The article paints a picture of a fraud landscape undergoing a fundamental destabilization, largely due to the democratization of sophisticated tools. The “one-size-fits-all” approach to authentication, a common and seemingly rational tactic, is being exposed as fundamentally wasteful and potentially damaging – Roberta Del Monte Radford’s “high-trust velocity” concept is a clever maneuver to avoid the trap of the Motte-and-Bailey fallacy, arguing for a more nuanced assessment (ARC-0043). Ashley Furniture’s experience perfectly illustrates this – their reliance on rules-based systems was simply incapable of handling the complexities introduced by agentic commerce (ARC-0024). The shift isn’t merely about technology; it’s about fundamentally re-framing the relationship between the merchant and the customer – moving from a model of suspicion to one of confident trust, conditional on demonstrated intent. Gordon Sheppard’s anecdote about the fabricated Mandarin voice with readily available AI is chilling; it highlights a transition where the *cost* of creating a fraudulent identity has effectively vanished. The use of Stripe Identity speaks to a desperate attempt to regain control of an increasingly unmanageable situation, using algorithmic scrutiny to attempt to detect anomalies.
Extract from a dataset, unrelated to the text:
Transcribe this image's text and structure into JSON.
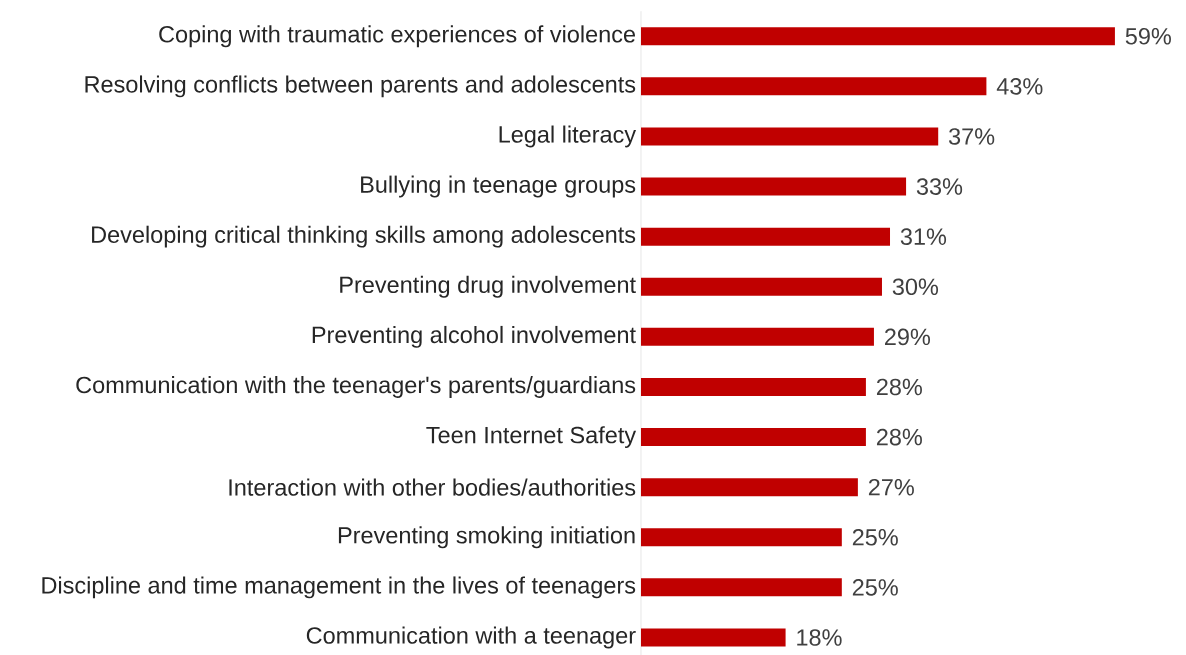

However, the fundamental problem remains: the adversary is now operating on a level playing field, wielding the same tools—and arguably, the same operational economy—as the defender. The reliance on anomaly detection risks a constant game of chasing shadows, a defensive posture that inevitably cedes strategic ground to an increasingly agile and adaptable opponent (ARC-0018). The article’s focus on Stripe’s solutions feels like a carefully crafted sales pitch, layering technology onto a pre-existing vulnerability. The true risk isn’t necessarily the technology itself, but the assumption that technology can solve a fundamentally human problem—the capacity for deception. The potential for coordinated influence campaigns leveraging these generative AI tools to create targeted disinformation is concerning; if the content matches a hypothetical campaign – using fabricated credentials and exploits—it represents a significant escalation (ARC-0007).